Compradores internacionais e impacto da pandemia

O consórcio trabalha com a venda dos produtos para dois compradores. Uma cooperativa na Itália e uma pequena empresa familiar, na França, que faz distribuição dos produtos para mais de três mil lojas no país, além de 22 países, que engloba os continentes da África, Ásia e Europa.

Não há parceria de órgãos públicos, ou demais poderes. O Consórcio realiza empréstimo na Companhia Nacional de Abastecimento (Conab) para antecipação de estoque das compras. Por se tratar de negociação do comércio justo, Obadias explica que "os compradores não pagam adiantado, eles pagam uma parte no pedido, e outra metade na entrega.".

O valor de arrecadação do consórcio varia de R$ 800 mil a R$ 1, 2 milhão, de acordo com o líder indígena.
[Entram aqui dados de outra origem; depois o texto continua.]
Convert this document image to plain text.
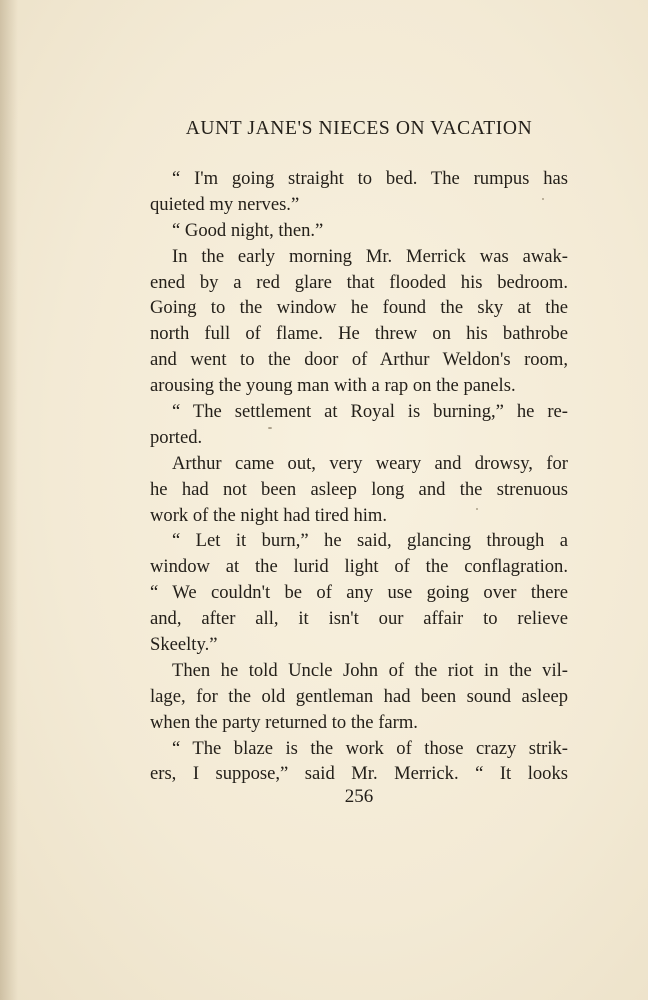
AUNT JANE'S NIECES ON VACATION
“ I'm going straight to bed. The rumpus has
quieted my nerves.”
“ Good night, then.”
In the early morning Mr. Merrick was awak-
ened by a red glare that flooded his bedroom.
Going to the window he found the sky at the
north full of flame. He threw on his bathrobe
and went to the door of Arthur Weldon's room,
arousing the young man with a rap on the panels.
“ The settlement at Royal is burning,” he re-
ported.
Arthur came out, very weary and drowsy, for
he had not been asleep long and the strenuous
work of the night had tired him.
“ Let it burn,” he said, glancing through a
window at the lurid light of the conflagration.
“ We couldn't be of any use going over there
and, after all, it isn't our affair to relieve
Skeelty.”
Then he told Uncle John of the riot in the vil-
lage, for the old gentleman had been sound asleep
when the party returned to the farm.
“ The blaze is the work of those crazy strik-
ers, I suppose,” said Mr. Merrick. “ It looks
256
Outro fator apresentado por ele é que a compra é feita a partir do projeto de gestão territorial Guaraná, onde está integrado o consórcio.

"A gente faz reuniões, articulações, seminários, treinamentos dos produtores para que a gente possa ser autossustentável, e os produtores entenderem a política, que é muito difícil".

Efeitos da pandemia

Obadias Garcia afirma que a pandemia do novo coronavírus não atrapalhou os negócios do consórcio indígena: "porque o pedido continuou. Como é exportação, não afetou em nada, aí, a gente mandava para Europa sem problema nenhum", disse. O trabalho era feito de portas fechadas, e por não ter comércio local, os pedidos eram atendidos por delivery.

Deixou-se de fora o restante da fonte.